The day of July 16, 1933 came. I left Jonava together with Leah Judelevich, Leah Grodski, and Yaakov Dubinsky. We bid farewell to our town in which we had grown up and been educated. Many people, especially family members, joined us on the bus to Kovno. I bid farewell to my mother, brothers and sisters, and did not realize that this was the final farewell. My father accompanied me to Kovno. I parted from him with blessings. He was imbued with a Zionist spirit already from his youth in the Yeshiva of Volozhin. He hoped all his days that he would have the opportunity some time to go to the Land. He did not merit such. He perished along with his entire family, the residents of our city, and all the fine youth who were imbued with the Zionist and pioneering spirit.
[Page 114]
Translated by Jerrold Landau {Photo page 114: Shimon Shapira.}
I was the commander of the Beitar hachshara group in Jonava in 1933-1934. This pioneering unit was strengthened by members of Beitar and the Revisionist Zionists. From among them, we should note the following activists: The Kaper brothers, the Klibansky brothers, Reuven Keidansky, Nissan Goldshmid, Tzvi Wolfovich of blessed memory, and Avraham Jochovsky, may he live. Those people concerned themselves with finding workplaces, ensuring acceptable sanitary conditions, and everything necessary for the existence of the group.

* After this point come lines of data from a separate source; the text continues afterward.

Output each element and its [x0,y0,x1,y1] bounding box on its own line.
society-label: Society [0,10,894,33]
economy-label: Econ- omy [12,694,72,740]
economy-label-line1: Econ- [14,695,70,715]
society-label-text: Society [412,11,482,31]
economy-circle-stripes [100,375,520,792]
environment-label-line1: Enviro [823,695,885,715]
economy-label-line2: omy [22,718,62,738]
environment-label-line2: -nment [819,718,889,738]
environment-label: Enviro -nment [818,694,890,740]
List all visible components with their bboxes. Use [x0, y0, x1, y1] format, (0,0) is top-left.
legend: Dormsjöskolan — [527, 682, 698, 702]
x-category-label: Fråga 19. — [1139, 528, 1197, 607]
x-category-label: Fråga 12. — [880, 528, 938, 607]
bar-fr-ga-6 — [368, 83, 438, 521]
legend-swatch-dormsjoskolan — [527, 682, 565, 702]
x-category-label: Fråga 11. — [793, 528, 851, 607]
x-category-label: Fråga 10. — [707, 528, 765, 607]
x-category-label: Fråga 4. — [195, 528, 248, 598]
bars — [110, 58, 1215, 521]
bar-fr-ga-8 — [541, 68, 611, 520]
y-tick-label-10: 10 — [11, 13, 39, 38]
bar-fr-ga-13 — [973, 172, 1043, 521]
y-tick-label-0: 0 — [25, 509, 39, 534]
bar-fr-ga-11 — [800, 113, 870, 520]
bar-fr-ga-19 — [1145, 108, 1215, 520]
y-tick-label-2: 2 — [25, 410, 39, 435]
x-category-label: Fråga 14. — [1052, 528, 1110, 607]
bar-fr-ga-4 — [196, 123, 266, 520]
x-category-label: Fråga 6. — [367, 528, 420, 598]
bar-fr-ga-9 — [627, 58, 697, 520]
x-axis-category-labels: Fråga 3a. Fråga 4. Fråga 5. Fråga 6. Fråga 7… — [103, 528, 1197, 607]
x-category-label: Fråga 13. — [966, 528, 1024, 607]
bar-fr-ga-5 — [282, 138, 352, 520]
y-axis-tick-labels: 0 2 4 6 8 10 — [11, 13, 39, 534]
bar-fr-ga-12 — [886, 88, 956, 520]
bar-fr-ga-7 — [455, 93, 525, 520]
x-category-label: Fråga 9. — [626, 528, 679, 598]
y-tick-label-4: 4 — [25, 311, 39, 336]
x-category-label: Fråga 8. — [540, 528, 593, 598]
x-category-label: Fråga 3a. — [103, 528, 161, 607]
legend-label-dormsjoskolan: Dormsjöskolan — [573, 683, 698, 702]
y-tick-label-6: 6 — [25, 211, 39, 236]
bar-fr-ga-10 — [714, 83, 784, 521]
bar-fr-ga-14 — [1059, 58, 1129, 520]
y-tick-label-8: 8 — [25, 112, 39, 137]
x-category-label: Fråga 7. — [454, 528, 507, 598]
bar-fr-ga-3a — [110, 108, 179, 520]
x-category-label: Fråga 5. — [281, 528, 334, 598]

The relationship of the work providers to the chalutzim was very humane. The owners of the enterprises were interested in the existence of the unit, and their intention was to support it. Since hachshara units of Beitar and Hashomer Hatzair existed, the owners of enterprises who had Revisionist leanings would take on chalutzim from Beitar for work, and those who belonged to the Socialist Zionists would take on chalutzim from the Hashomer Hatzair hachshara groups. Only one enterprise was an exception Kemach in which chalutzim from all hachshara camps worked.
The chalutzim worked in Kemach, with Opnitzky and Segalovsky, in Gordon's storehouses, and in Wunder's lemonade factory.
The hachshara units imparted a pioneering spirit and content to the city. Their existence was tied to the availability of workplaces, good relations with the community, and personal contact between each chalutz and admirers in the group of regular Jews.
In the evenings, discussions on political and other topics would take place in the hachshara units. Many of the residents of the city would come to see and listen, and become familiar with the pioneering life. On Sabbaths and festivals, city notables and regular Jews would invite the members of the hachshara places to meals, despite the fact that cholent and gefilte fish was prepared within the group.
The lives of the chalutzim in Jonava were different from their lives in other Lithuanian cities. Most of the residents were common folk such as tradesmen and factory workers, and including many carpenters. A sense of admiration developed between the residents and the pioneers. After the end of the hachshara period, most of the chalutzim made aliya to the Land, joined pioneering units and groups, and did their share toward the upbuilding of the Land. One can find those chaluzim scattered in many kibbutzim.
I had poor luck. I did not succeed in making aliya after two years of hachshara. I was imprisoned by the Soviet authorities in 1941 on account of my Zionist activities, and was deported to hard labor in Siberia. I finally made aliya to the homeland in 1966 along with my wife and three children who were born in exile in Siberia.
Fate had it that we live in the same neighborhood as Yitzchak Burstein and his sister Leah, of the veteran Zionist activist of Jonava. We often get together and discuss memories of those days, the days of pioneering that instilled into us energy, desire, hope and strength to overcome all the difficult obstacles that we suffered in Siberia including hard labor, hunger, cold, frost, illnesses, degradation and oppression by the Soviet authorities. We were finally redeemed, and were able to reach our desired destination, and live together in the independent State of Israel.